Since 2014 CycleHack has:
// Been invited to premier the documentary at Seattle Bike Film Festival
// Present at Bike Velo in Paris
// Presented at TedXEdinburgh
// Present at Spin City London
Mark Irwin, Active Travel Project Lead at Glasgow Future Cities sponsored the first CycleHack. Mark says:
"Future Cities Glasgow is a Technology Strategy Board funded project that looks to demonstrate how technology can make life in the city smarter, safer and more sustainable. A key element of the project is Active Travel – cycling and walking – an area that can deliver enormous health, environmental and societal benefits. Cycling in Glasgow is on the increase, yet there are still an abundance of challenges that cyclists face. It is these challenges we wanted the cycling and design community in Glasgow to help us tackle, taking an approach that puts them at the heart of this. We are Snook had been working with the Future City team on a number of projects, and approached me about the potential of funding Cyclehack. The concept fitted well with the programmes needs, as did the innovative and creative approach. From the outset the project was inspirational, and challenged us to look afresh at how the public sector can work with communities. The design process that shaped the whole project created an environment that removed barriers, that gave a platform for people to talk openly about what challenges they face, and to recognise the importance of creativity in reshaping the city. Over the weekend it felt like I was witnessing a new form of activism, one that is not merely confrontational and critical, but at its heart collaborative and inclusive. The overriding feeling was that in order to drive change in the city, we all should be part of the solution, and design is key to that. Cyclehack recognised the place that all road users have, car users, buses, pedestrians as well as cyclists, and developed concepts that can help tackle the conflicts between the groups. It allowed people from all kinds of backgrounds to share their skills and ideas. And for people to see their ideas come into reality.

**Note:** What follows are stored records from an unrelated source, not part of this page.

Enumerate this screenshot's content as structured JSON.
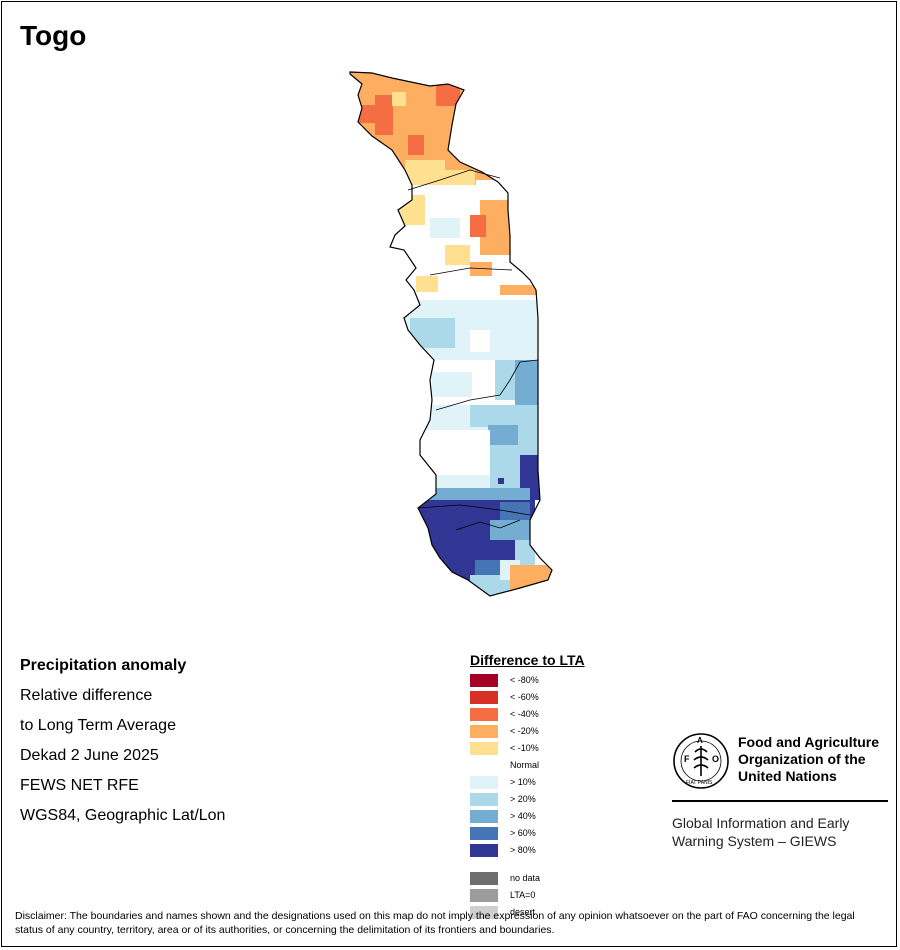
{
  "title": "Togo",
  "info": {
    "heading": "Precipitation anomaly",
    "line1": "Relative difference",
    "line2": "to Long Term Average",
    "line3": "Dekad 2 June 2025",
    "line4": "FEWS NET RFE",
    "line5": "WGS84, Geographic Lat/Lon"
  },
  "legend": {
    "title": "Difference to LTA",
    "classes": [
      {
        "label": "< -80%",
        "color": "#a50026"
      },
      {
        "label": "< -60%",
        "color": "#d73027"
      },
      {
        "label": "< -40%",
        "color": "#f46d43"
      },
      {
        "label": "< -20%",
        "color": "#fdae61"
      },
      {
        "label": "< -10%",
        "color": "#fee090"
      },
      {
        "label": "Normal",
        "color": "#ffffff"
      },
      {
        "label": "> 10%",
        "color": "#e0f3f8"
      },
      {
        "label": "> 20%",
        "color": "#abd9e9"
      },
      {
        "label": "> 40%",
        "color": "#74add1"
      },
      {
        "label": "> 60%",
        "color": "#4575b4"
      },
      {
        "label": "> 80%",
        "color": "#313695"
      }
    ],
    "extra": [
      {
        "label": "no data",
        "color": "#6e6e6e"
      },
      {
        "label": "LTA=0",
        "color": "#9c9c9c"
      },
      {
        "label": "desert",
        "color": "#cfcfcf"
      }
    ]
  },
  "fao": {
    "name_line1": "Food and Agriculture",
    "name_line2": "Organization of the",
    "name_line3": "United Nations",
    "seal_text": "FIAT PANIS",
    "giews_line1": "Global Information and Early",
    "giews_line2": "Warning System – GIEWS"
  },
  "disclaimer": "Disclaimer: The boundaries and names shown and the designations used on this map do not imply the expression of any opinion whatsoever on the part of FAO concerning the legal status of any country, territory, area or of its authorities, or concerning the delimitation of its frontiers and boundaries.",
  "map_cells": [
    {
      "row": 0,
      "left": "fdae61",
      "right": "f46d43",
      "mid": "fdae61"
    },
    {
      "row": 1,
      "left": "f46d43",
      "right": "fdae61",
      "mid": "fdae61"
    },
    {
      "row": 2,
      "left": "fee090",
      "right": "fdae61",
      "mid": "fdae61"
    },
    {
      "row": 3,
      "left": "fee090",
      "right": "fdae61",
      "mid": "ffffff"
    },
    {
      "row": 4,
      "left": "e0f3f8",
      "right": "ffffff",
      "mid": "ffffff"
    },
    {
      "row": 5,
      "left": "abd9e9",
      "right": "e0f3f8",
      "mid": "ffffff"
    },
    {
      "row": 6,
      "left": "ffffff",
      "right": "74add1",
      "mid": "e0f3f8"
    },
    {
      "row": 7,
      "left": "e0f3f8",
      "right": "74add1",
      "mid": "abd9e9"
    },
    {
      "row": 8,
      "left": "313695",
      "right": "313695",
      "mid": "4575b4"
    },
    {
      "row": 9,
      "left": "313695",
      "right": "fdae61",
      "mid": "abd9e9"
    }
  ]
}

Urban prototyping was new to me, and as someone how lives, works and plays in the city, opened my eyes to the impact an agile design process can have. Concepts were designed, prototypes made, and then trialled in the city all over the weekend. Glasgow became a testbed for ideas over that weekend in June. Some were obviously more successful than others, but the opportunity for designs to be rapidly trialled in situ, then iterated on, meant that the designs were constantly being developed. From cars spray painted as a safety heat map, wayfinders on street lights, warning signs for pedestrians, and a whole bike hacked with sensors, the variety of design was amazing. Cyclehack showed how design can shape how people experience where they live, how it can create new communities that can collaborate and how it can empower them to make their city a better place. It more than delivered what we asked for, and hoped for. It will be part of this city, and of others, for a long time to come."
Brings people together in their city to generate practical solutions to the barriers that otherwise stop or inhibit people from cycling. It gives citizens the tools to propose their own proactive, DIY, solutions.
The platform enables a grassroots approach to innovation. It taps into a huge reservoir of latent social energy. Bottom line, we can see it making a real difference where a real difference needs to be made.